Grundsätzlich beginnt eine Behandlung entweder mit einem causalen Therapieansatz (Arbeitsstrahl, Korrespondenzpunkt usw.), bei dem die lokalisierte Schmerzbehandlung (zusätzliche Organpunkte) ergänzenden Charakter hat, oder man findet eine akute Situation vor (Unfall usw.) und behandelt organotrop direkt am Schmerz, das heißt dort, wo sich die entsprechende Störung im Ohr darstellt. Auch pseudoakute Situationen, d. h. wenn Störungen zwar spontan aufgetreten (z. B. ein Ischiasanfall) aber nicht (nur) durch akute Geschehen verursacht worden sind, erfordern zwar häufig als ersten Schritt eine organotrope Vorgehensweise. Später jedoch sollte auch die verursachenden Zusammenhänge behandelt werden.
Eine mir bekannte Heilpraktikerin hatte erstens ständig Zahnschmerzen und einen vereiterten Kiefer - und zweitens eine unüberwindbare Angst vor dem Zahnarzt. Sie hat sich die Schmerzen so lange „weg genadelt“, bis es zur Kiefernekrose kam und die Arme operiert werden musste.

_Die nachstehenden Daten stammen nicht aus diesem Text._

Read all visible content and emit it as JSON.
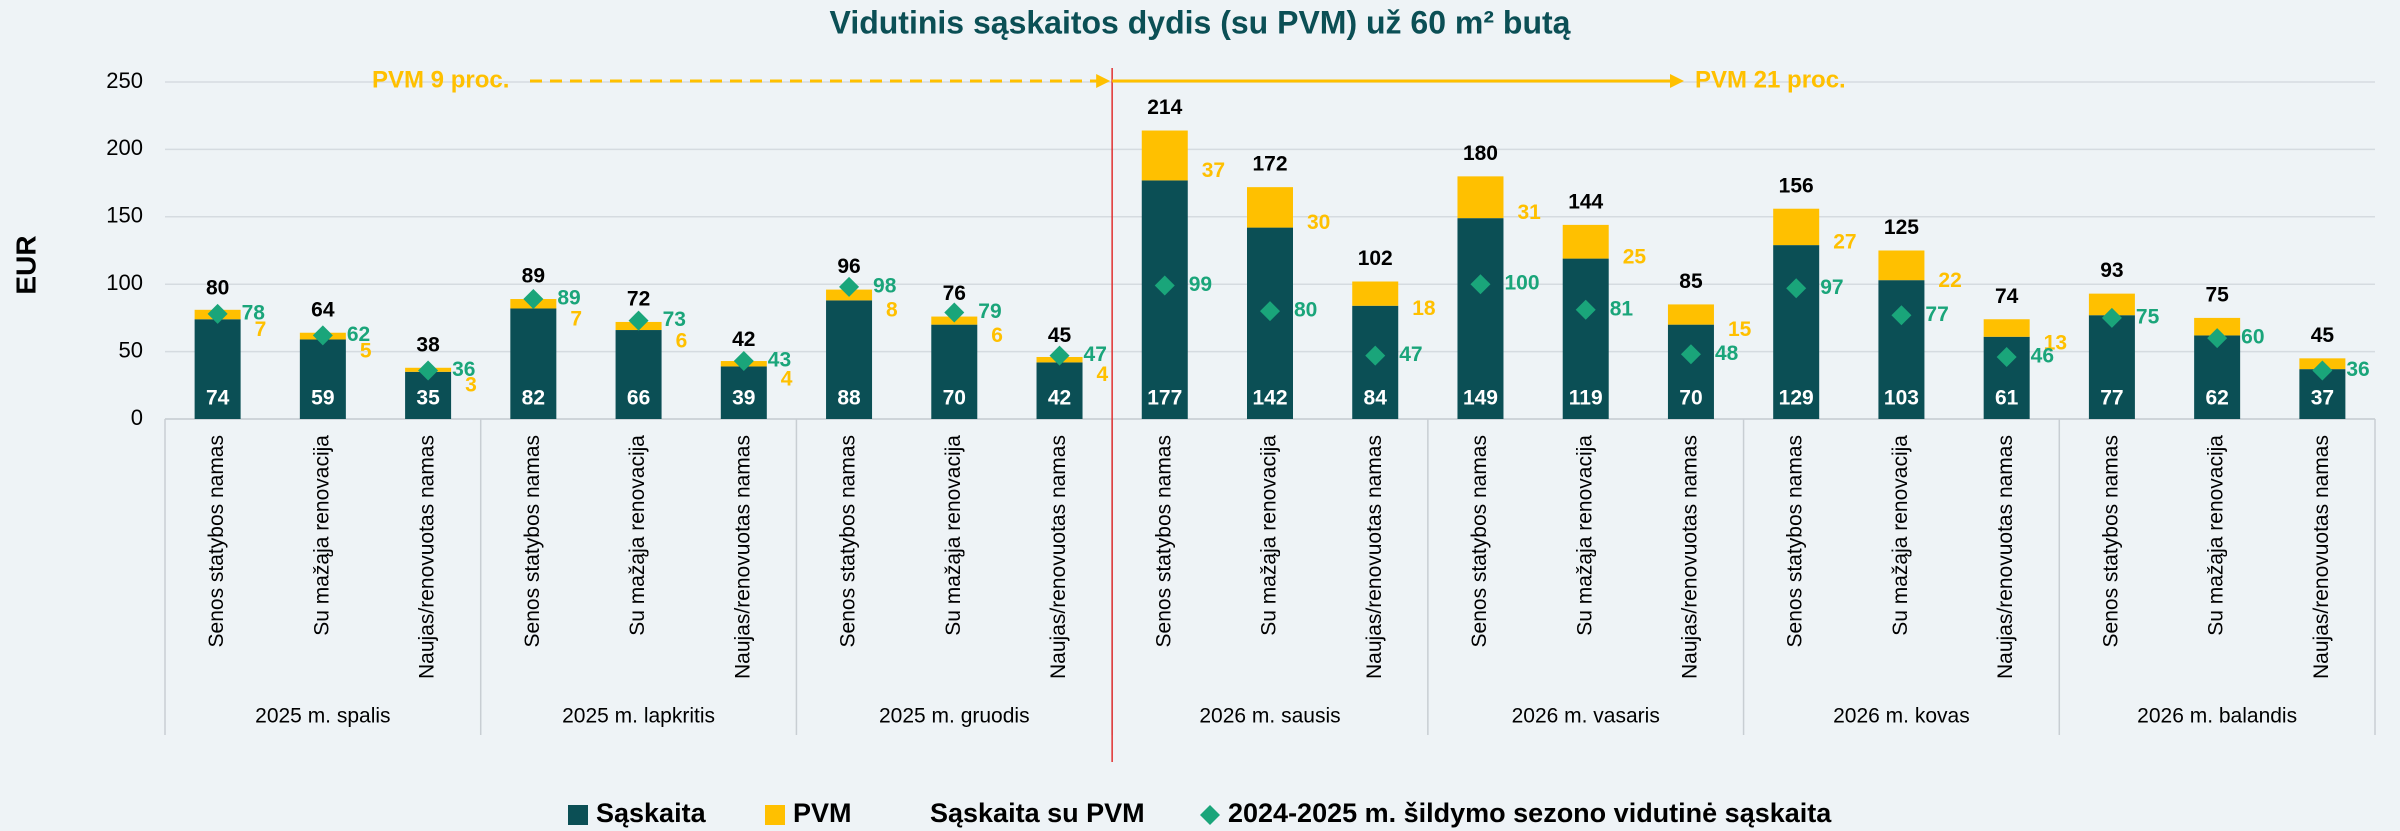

Der Vorteil bei der Ohrakupunktur ist, dass Behandlungsergebnisse sofort eintreten und bewertet werden können. Der Patient sagt einem, was vorgeht. „Der Schmerz in der Stirn ist weg“, sagt er etwa, aber jetzt wäre die Schädeldecke schmerzhaft. Also setzt man die Nadel zusätzlich dorthin, wo sich der Schädel abbildet. Und so weiter.
Natürlich gibt es auch Grenzen: Dort, wo irreparable Organschäden herrschen oder / und keine Energie vorhanden ist, haben wir mit einer energetisch-regulierenden Therapie wenig Erfolg. Ein nennenswerter Energiemangel herrscht übrigens auch, wenn sich der Patient direkt nach einem opulenten Mahl unserer Behandlung unterziehen will.